People buy into the leader before they buy into the vision, so potent can be his words. So said American author John C Maxwell.
Former Pakistan president Pervez Musharraf may not have been the best leader ever, but his words held sway over the people like no one else. I realised this on my visit to the country in 2003-04, when the Indian cricket team was to visit Pakistan five years after the disintegration of cricketing relations between the countries.
A week before the start of the five one-day and three Test matches, I visited most of the cricketing venues in Pakistan. The sojourn was an eye-opener. My being an Indian proved an impediment as no one bothered to converse with me. In fact, a Multan schoolkid enquired why India asked for a partition in 1947. When I asked her who told her this, she laid her claim to the knowledge on history books.

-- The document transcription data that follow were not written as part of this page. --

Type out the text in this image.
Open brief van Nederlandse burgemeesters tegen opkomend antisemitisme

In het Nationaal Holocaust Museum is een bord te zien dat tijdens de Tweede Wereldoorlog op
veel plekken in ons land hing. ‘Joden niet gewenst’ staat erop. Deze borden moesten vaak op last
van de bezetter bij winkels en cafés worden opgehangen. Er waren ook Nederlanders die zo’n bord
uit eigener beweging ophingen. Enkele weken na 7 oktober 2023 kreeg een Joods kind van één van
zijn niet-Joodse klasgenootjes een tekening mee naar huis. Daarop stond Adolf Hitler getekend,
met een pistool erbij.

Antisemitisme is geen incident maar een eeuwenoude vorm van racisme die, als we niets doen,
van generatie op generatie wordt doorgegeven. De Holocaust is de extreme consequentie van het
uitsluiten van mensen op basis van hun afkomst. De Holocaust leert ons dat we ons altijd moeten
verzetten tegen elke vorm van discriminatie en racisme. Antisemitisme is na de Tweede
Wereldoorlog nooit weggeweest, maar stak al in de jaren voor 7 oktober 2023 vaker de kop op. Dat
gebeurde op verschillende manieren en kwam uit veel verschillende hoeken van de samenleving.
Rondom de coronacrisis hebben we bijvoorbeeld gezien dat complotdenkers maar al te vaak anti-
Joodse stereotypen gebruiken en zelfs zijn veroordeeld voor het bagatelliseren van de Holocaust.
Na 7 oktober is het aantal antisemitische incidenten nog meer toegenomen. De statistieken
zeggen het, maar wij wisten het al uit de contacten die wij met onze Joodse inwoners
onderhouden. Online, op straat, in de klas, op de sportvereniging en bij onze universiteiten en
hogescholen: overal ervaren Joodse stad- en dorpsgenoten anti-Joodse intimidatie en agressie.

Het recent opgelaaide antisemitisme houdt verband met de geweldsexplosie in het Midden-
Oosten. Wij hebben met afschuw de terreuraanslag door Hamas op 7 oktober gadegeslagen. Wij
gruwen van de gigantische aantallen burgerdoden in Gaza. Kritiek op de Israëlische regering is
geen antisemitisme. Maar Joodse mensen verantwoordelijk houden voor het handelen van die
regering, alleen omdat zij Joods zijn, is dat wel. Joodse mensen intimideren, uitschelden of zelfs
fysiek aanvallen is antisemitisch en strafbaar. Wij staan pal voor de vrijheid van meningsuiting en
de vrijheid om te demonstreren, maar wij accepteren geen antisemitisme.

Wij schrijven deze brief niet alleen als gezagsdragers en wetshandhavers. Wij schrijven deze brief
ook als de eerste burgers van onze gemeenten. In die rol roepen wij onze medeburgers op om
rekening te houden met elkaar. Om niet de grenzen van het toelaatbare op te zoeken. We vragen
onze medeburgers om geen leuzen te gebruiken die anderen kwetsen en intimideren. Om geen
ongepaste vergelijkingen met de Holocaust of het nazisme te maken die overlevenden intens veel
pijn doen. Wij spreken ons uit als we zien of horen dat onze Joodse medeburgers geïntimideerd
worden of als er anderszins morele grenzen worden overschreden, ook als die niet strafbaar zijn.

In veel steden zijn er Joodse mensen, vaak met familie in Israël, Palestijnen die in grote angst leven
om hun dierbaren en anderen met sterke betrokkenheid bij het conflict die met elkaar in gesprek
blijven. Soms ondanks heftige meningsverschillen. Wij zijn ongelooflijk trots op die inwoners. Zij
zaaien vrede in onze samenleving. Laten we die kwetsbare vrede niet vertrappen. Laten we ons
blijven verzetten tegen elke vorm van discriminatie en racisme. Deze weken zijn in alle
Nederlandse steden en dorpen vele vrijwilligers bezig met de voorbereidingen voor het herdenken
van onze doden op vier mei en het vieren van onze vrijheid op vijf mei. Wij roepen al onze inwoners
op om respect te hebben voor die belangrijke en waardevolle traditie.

This phlegmatic milieu was to change soon. On the day of the arrival of the Indian cricket team members and onlookers, the then president of Pakistan, Pervez Musharraf, addressed the nation on television. With his trademark oratory, he dwelt on how cricket can and will iron out differences between Indians and Pakistanis and how he intended to "let us show them what Islamic hospitality is all about and that we can express love better than any Indian".
The utterances worked like magic. The next 41 days were near-blissful for me. I realised that the feeling of love and hatred can be invoked or provoked by a single catalyst like an address by a charismatic leader. Musharraf was an apotheosis of such a leader and succeeded in exhorting his countrymen into giving a warm welcome.
The sea-change in the behaviour of the Pakistani public was apparent. Not only the Indian players, even spectators from across the border were accorded royal treatment. Pakistanis offered free cold drinks, snacks, and flowers. Even autorickshaw and cycle-rickshaw drivers declined money from Indian passengers. When I went to shop for some Punjabi suits for my wife, along with Mandira Bedi and Murali Karthik, at the Anarkali market in Lahore, it turned out to be my best shopping experience ever, surpassing my visit to Harrods in London.
Such is the power of one address to the nation — one address that coalesced a disparate nation into one, converting the so-called hostile behaviour into resplendent hospitality. Which forces me to think, are our own leaders capable of such overwhelmingly inspirational oratory?